Il y a longtemps, une seule lignée de tortues a colonisé l'archipel des Galápagos, dans l'océan Pacifique. Ces tortues se sont dispersées sur les îles, formant des populations isolées qui ont évolué en espèces distinctes de Chelonoidis. C'est ce que pensaient les biologistes jusqu'à récemment.
L'île de San Cristóbal, où Charles Darwin a débarqué, était considérée comme abritant une unique espèce : Chelonoidis chathamensis. Pourtant, des chercheurs ont découvert qu'une seconde lignée, aujourd'hui disparue, y vivait peut-être autrefois. Si confirmée, cette lignée éteinte conservera le nom C. chathamensis, tandis que les tortues survivantes d'aujourd'hui nécessiteront une nouvelle dénomination. L'étude a été publiée en février dans la revue Heredity de Nature.
« Juste au moment où nous pensions tout savoir sur les tortues des Galápagos », déclare à VICE Evelyn Jensen, écologiste moléculaire à l'université de Newcastle et auteure principale. « Surprise ! Il y a plus à découvrir.

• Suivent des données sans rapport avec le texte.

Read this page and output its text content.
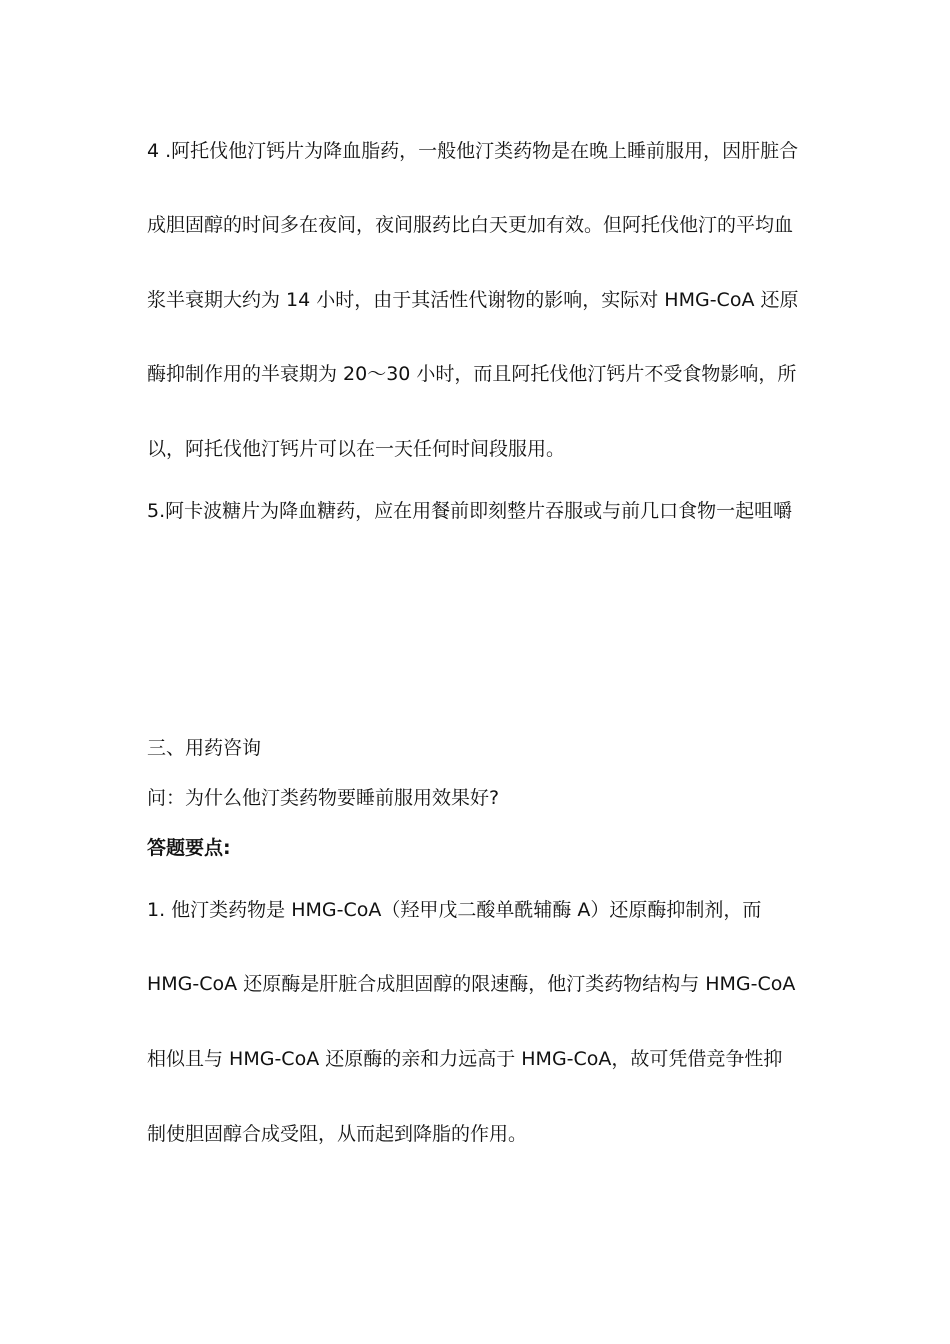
4 .阿托伐他汀钙片为降血脂药，一般他汀类药物是在晚上睡前服用，因肝脏合
成胆固醇的时间多在夜间，夜间服药比白天更加有效。但阿托伐他汀的平均血
浆半衰期大约为 14 小时，由于其活性代谢物的影响，实际对 HMG-CoA 还原
酶抑制作用的半衰期为 20～30 小时，而且阿托伐他汀钙片不受食物影响，所
以，阿托伐他汀钙片可以在一天任何时间段服用。
5.阿卡波糖片为降血糖药，应在用餐前即刻整片吞服或与前几口食物一起咀嚼
三、用药咨询
问：为什么他汀类药物要睡前服用效果好?
答题要点:
1. 他汀类药物是 HMG-CoA（羟甲戊二酸单酰辅酶 A）还原酶抑制剂，而
HMG-CoA 还原酶是肝脏合成胆固醇的限速酶，他汀类药物结构与 HMG-CoA
相似且与 HMG-CoA 还原酶的亲和力远高于 HMG-CoA，故可凭借竞争性抑
制使胆固醇合成受阻，从而起到降脂的作用。
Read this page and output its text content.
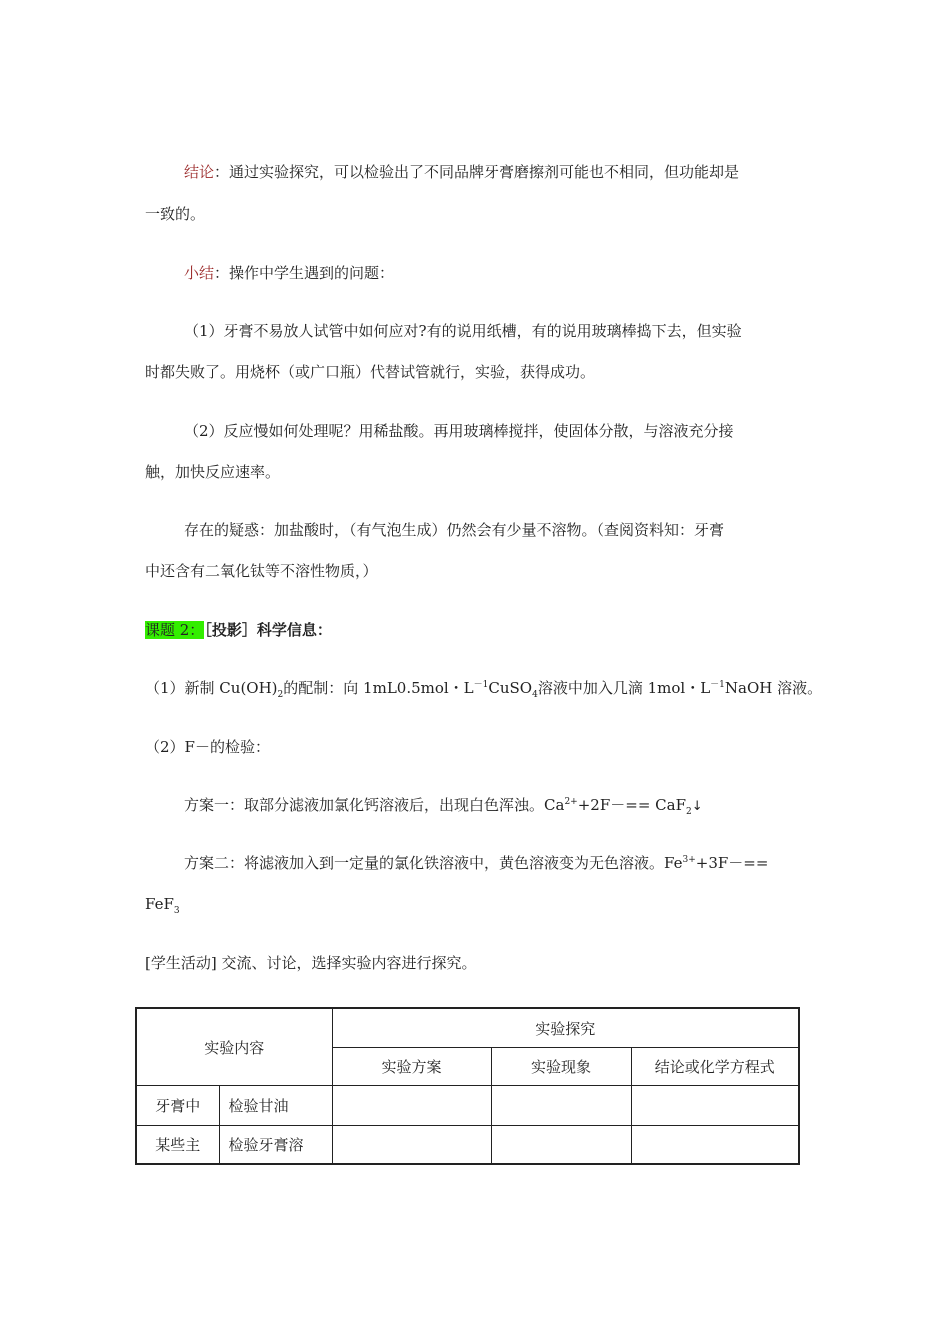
结论：通过实验探究，可以检验出了不同品牌牙膏磨擦剂可能也不相同，但功能却是
一致的。
小结：操作中学生遇到的问题：
（1）牙膏不易放人试管中如何应对?有的说用纸槽，有的说用玻璃棒捣下去，但实验
时都失败了。用烧杯（或广口瓶）代替试管就行，实验，获得成功。
（2）反应慢如何处理呢？用稀盐酸。再用玻璃棒搅拌，使固体分散，与溶液充分接
触，加快反应速率。
存在的疑惑：加盐酸时，（有气泡生成）仍然会有少量不溶物。（查阅资料知：牙膏
中还含有二氧化钛等不溶性物质，）
课题 2：［投影］科学信息：
（1）新制 $Cu(OH)_2$的配制：向 1mL0.5mol・$L^{-1}CuSO_4$溶液中加入几滴 1mol・$L^{-1}NaOH$ 溶液。
（2）F－的检验：
方案一：取部分滤液加氯化钙溶液后，出现白色浑浊。$Ca^{2+}+2F-==$ CaF$_2$↓
方案二：将滤液加入到一定量的氯化铁溶液中，黄色溶液变为无色溶液。$Fe^{3+}+3F-==$
FeF$_3$
[学生活动] 交流、讨论，选择实验内容进行探究。
实验内容		实验探究		
		实验方案	实验现象	结论或化学方程式
牙膏中	检验甘油			
某些主	检验牙膏溶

Nous devons revoir toute notre compréhension. »
Pour aboutir à cette conclusion surprenante, l'équipe a analysé d'anciens os de tortue conservés à l'Académie des sciences de Californie, découverts en 1906 dans une grotte du centre de San Cristóbal. En séquençant l'ADN mitochondrial, les chercheurs ont identifié des divergences génétiques par rapport aux tortues actuelles.
Les marqueurs des os de la grotte n'apparaissent pas chez les spécimens vivants, indiquant deux lignées distinctes sur l'île. Les survivantes occupaient probablement les basses terres, tandis que l'autre vivait en altitude jusqu'à son extinction au milieu du XXe siècle, selon les auteurs.
Le gouvernement équatorien accueille favorablement cette annonce. Le ministre de l'Environnement, Gustavo Manrique Miranda, a tweeté : « Bonne nouvelle ! Des études génétiques menées par l'université de Newcastle, Yale, le Galápagos Conservancy et d'autres institutions révèlent une espèce de tortue géante non encore décrite sur San Cristóbal. » Le ministère a également partagé la nouvelle.
Cependant, des doutes persistent. Les résultats attendent confirmation par des études complémentaires. Les auteurs notent : « Sur la base des données disponibles, nous concluons avec confiance à une lignée mitochondriale inédite. » Mais sans analyses d'ADN nucléaire, « on ignore si elle a persisté comme entité distincte jusqu'à son extinction au XXe siècle ».
Jensen explique à VICE que des séquences d'ADN plus longues sur davantage d'échantillons osseux sont nécessaires pour renommer avec certitude les tortues actuelles. Ces spécimens se trouvent dans des musées du monde entier et pourraient détenir la clé.
« C'est une véritable chasse au trésor, avec ces os entreposés dans les réserves des musées », ajoute Jensen. « Ces spécimens changent radicalement notre approche de la conservation et des connaissances que nous en tirons. »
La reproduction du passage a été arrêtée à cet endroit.